Smelter Testing Visibility

  • Focuses on final output
  • May not show how much was lost during processing
  • Can make it harder to track yield efficiency

Understanding both perspectives is important for evaluating results.


Why Both Methods Matter

Lab testing and smelter testing are not necessarily competing methods — they are often used together.

  • Lab testing helps estimate potential value
  • Smelter results show actual recovered value

When both are aligned, they provide a clearer picture of:

  • Recovery yield
  • Process efficiency
  • Overall performance

The most accurate understanding comes from comparing what should be recovered vs. what was actually recovered.


The Role of Yield in Accuracy

Accuracy is not just about measurement — it’s also about recovery performance.

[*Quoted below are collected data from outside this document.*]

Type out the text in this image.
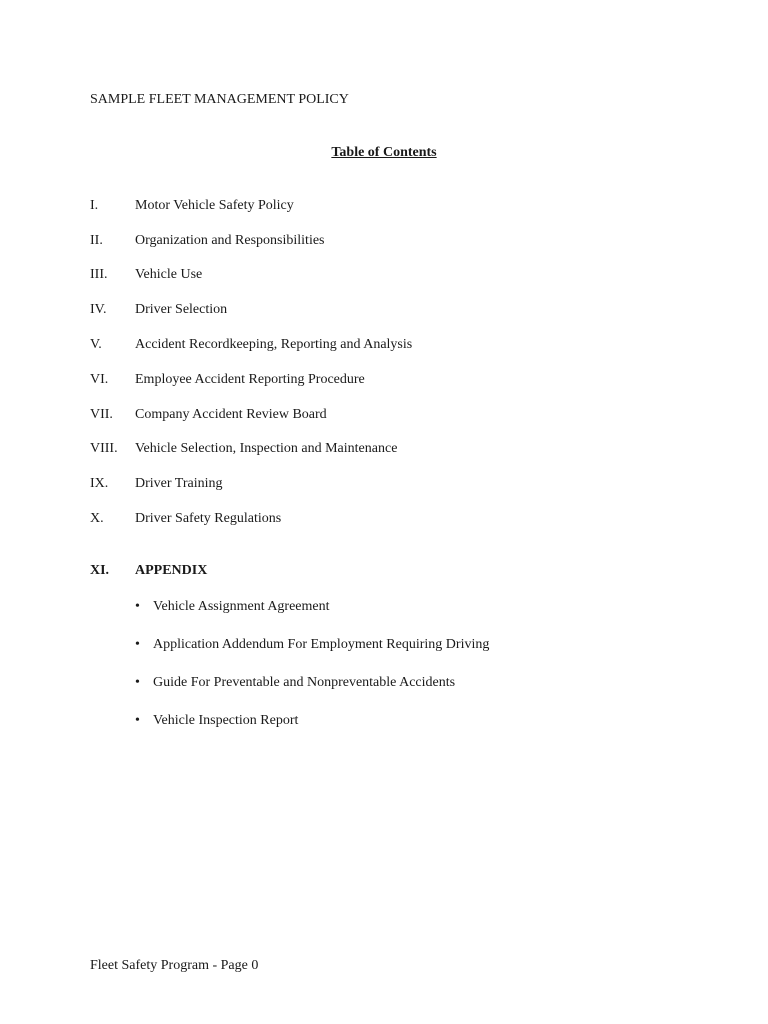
SAMPLE FLEET MANAGEMENT POLICY
Table of Contents
I.	Motor Vehicle Safety Policy
II.	Organization and Responsibilities
III.	Vehicle Use
IV.	Driver Selection
V.	Accident Recordkeeping, Reporting and Analysis
VI.	Employee Accident Reporting Procedure
VII.	Company Accident Review Board
VIII.	Vehicle Selection, Inspection and Maintenance
IX.	Driver Training
X.	Driver Safety Regulations
XI.	APPENDIX
• Vehicle Assignment Agreement
• Application Addendum For Employment Requiring Driving
• Guide For Preventable and Nonpreventable Accidents
• Vehicle Inspection Report
Fleet Safety Program - Page 0
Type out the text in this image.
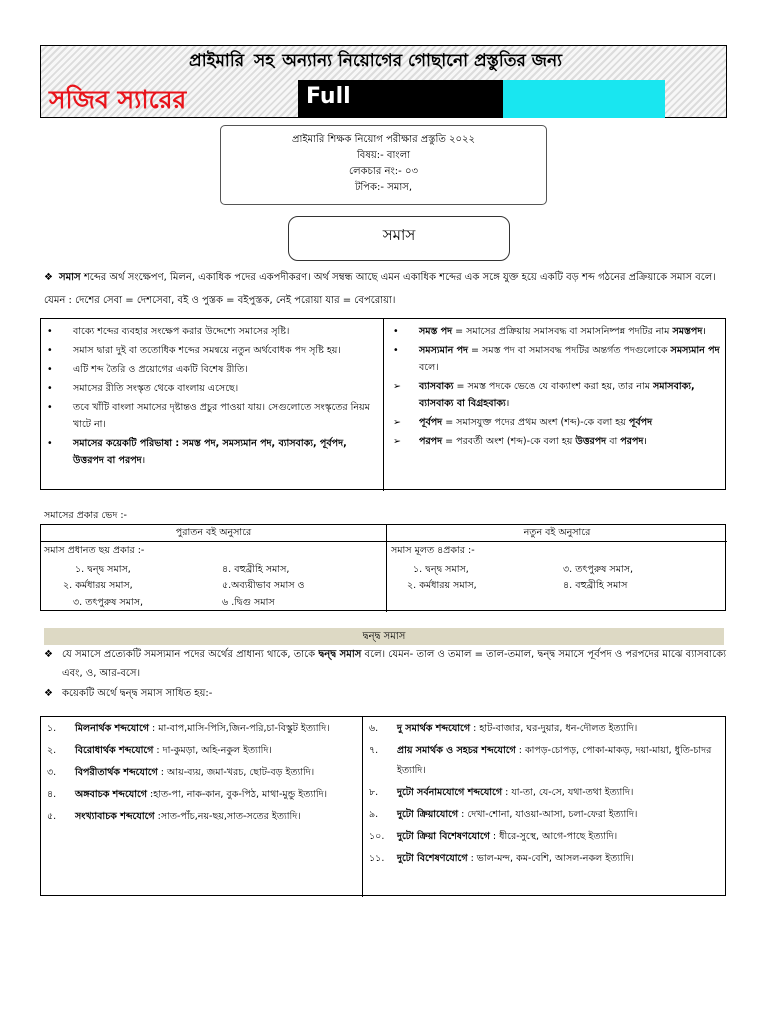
প্রাইমারি সহ অন্যান্য নিয়োগের গোছানো প্রস্তুতির জন্য
সজিব স্যারের	Full
প্রাইমারি শিক্ষক নিয়োগ পরীক্ষার প্রস্তুতি ২০২২
বিষয়:- বাংলা
লেকচার নং:- ০৩
টপিক:- সমাস,
সমাস
❖ সমাস শব্দের অর্থ সংক্ষেপণ, মিলন, একাধিক পদের একপদীকরণ। অর্থ সম্বন্ধ আছে এমন একাধিক শব্দের এক সঙ্গে যুক্ত হয়ে একটি বড় শব্দ গঠনের প্রক্রিয়াকে সমাস বলে। যেমন : দেশের সেবা = দেশসেবা, বই ও পুস্তক = বইপুস্তক, নেই পরোয়া যার = বেপরোয়া।
• বাক্যে শব্দের ব্যবহার সংক্ষেপ করার উদ্দেশ্যে সমাসের সৃষ্টি।
• সমাস দ্বারা দুই বা ততোধিক শব্দের সমন্বয়ে নতুন অর্থবোধক পদ সৃষ্টি হয়।
• এটি শব্দ তৈরি ও প্রয়োগের একটি বিশেষ রীতি।
• সমাসের রীতি সংস্কৃত থেকে বাংলায় এসেছে।
• তবে খাঁটি বাংলা সমাসের দৃষ্টান্তও প্রচুর পাওয়া যায়। সেগুলোতে সংস্কৃতের নিয়ম খাটে না।
• সমাসের কয়েকটি পরিভাষা : সমস্ত পদ, সমস্যমান পদ, ব্যাসবাক্য, পূর্বপদ, উত্তরপদ বা পরপদ।
• সমস্ত পদ = সমাসের প্রক্রিয়ায় সমাসবদ্ধ বা সমাসনিষ্পন্ন পদটির নাম সমস্তপদ।
• সমস্যমান পদ = সমস্ত পদ বা সমাসবদ্ধ পদটির অন্তর্গত পদগুলোকে সমস্যমান পদ বলে।
➢ ব্যাসবাক্য = সমস্ত পদকে ভেঙে যে বাক্যাংশ করা হয়, তার নাম সমাসবাক্য, ব্যাসবাক্য বা বিগ্রহবাক্য।
➢ পূর্বপদ = সমাসযুক্ত পদের প্রথম অংশ (শব্দ)-কে বলা হয় পূর্বপদ
➢ পরপদ = পরবর্তী অংশ (শব্দ)-কে বলা হয় উত্তরপদ বা পরপদ।
সমাসের প্রকার ভেদ :-
পুরাতন বই অনুসারে	নতুন বই অনুসারে
সমাস প্রধানত ছয় প্রকার :-
১. দ্বন্দ্ব সমাস,
২. কর্মধারয় সমাস,
৩. তৎপুরুষ সমাস,
৪. বহুব্রীহি সমাস,
৫.অব্যয়ীভাব সমাস ও
৬ .দ্বিগু সমাস
সমাস মূলত ৪প্রকার :-
১. দ্বন্দ্ব সমাস,
২. কর্মধারয় সমাস,
৩. তৎপুরুষ সমাস,
৪. বহুব্রীহি সমাস
দ্বন্দ্ব সমাস
❖ যে সমাসে প্রত্যেকটি সমস্যমান পদের অর্থের প্রাধান্য থাকে, তাকে দ্বন্দ্ব সমাস বলে। যেমন- তাল ও তমাল = তাল-তমাল, দ্বন্দ্ব সমাসে পূর্বপদ ও পরপদের মাঝে ব্যাসবাক্যে এবং, ও, আর-বসে।
❖ কয়েকটি অর্থে দ্বন্দ্ব সমাস সাধিত হয়:-
১. মিলনার্থক শব্দযোগে : মা-বাপ,মাসি-পিসি,জিন-পরি,চা-বিস্কুট ইত্যাদি।
২. বিরোধার্থক শব্দযোগে : দা-কুমড়া, অহি-নকুল ইত্যাদি।
৩. বিপরীতার্থক শব্দযোগে : আয়-ব্যয়, জমা-খরচ, ছোট-বড় ইত্যাদি।
৪. অঙ্গবাচক শব্দযোগে :হাত-পা, নাক-কান, বুক-পিঠ, মাথা-মুন্ডু ইত্যাদি।
৫. সংখ্যাবাচক শব্দযোগে :সাত-পাঁচ,নয়-ছয়,সাত-সতের ইত্যাদি।
৬. দু সমার্থক শব্দযোগে : হাট-বাজার, ঘর-দুয়ার, ধন-দৌলত ইত্যাদি।
৭. প্রায় সমার্থক ও সহচর শব্দযোগে : কাপড়-চোপড়, পোকা-মাকড়, দয়া-মায়া, ধুতি-চাদর ইত্যাদি।
৮. দুটো সর্বনামযোগে শব্দযোগে : যা-তা, যে-সে, যথা-তথা ইত্যাদি।
৯. দুটো ক্রিয়াযোগে : দেখা-শোনা, যাওয়া-আসা, চলা-ফেরা ইত্যাদি।
১০. দুটো ক্রিয়া বিশেষণযোগে : ধীরে-সুস্থে, আগে-পাছে ইত্যাদি।
১১. দুটো বিশেষণযোগে : ভাল-মন্দ, কম-বেশি, আসল-নকল ইত্যাদি।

Even with perfect lab testing:

  • If recovery processes are inefficient, value can be lost

And even with strong smelter results:

  • Without baseline testing, it’s hard to know if more could have been recovered

That’s why yield plays a critical role in interpreting both testing methods.


How Material Recovery Technologies Approaches Testing

At Material Recovery Technologies (MRT), testing is approached as part of a complete system — not a single step.

MRT focuses on:

  • Accurate material evaluation
  • Controlled recovery processes
  • Transparent performance tracking
  • Yield optimization

By combining analytical insight with process control, MRT helps ensure that testing reflects both true material value and actual recovery performance.


Final Takeaway

Lab testing and smelter testing each provide valuable information — but they answer different questions.

  • Lab testing asks: What should be there?
  • Smelter testing asks: What was actually recovered?

Understanding both helps businesses make better decisions about their materials, recovery partners, and overall performance.

Because in precious metal recovery, accuracy isn’t just about measurement — it’s about knowing how much value was truly captured.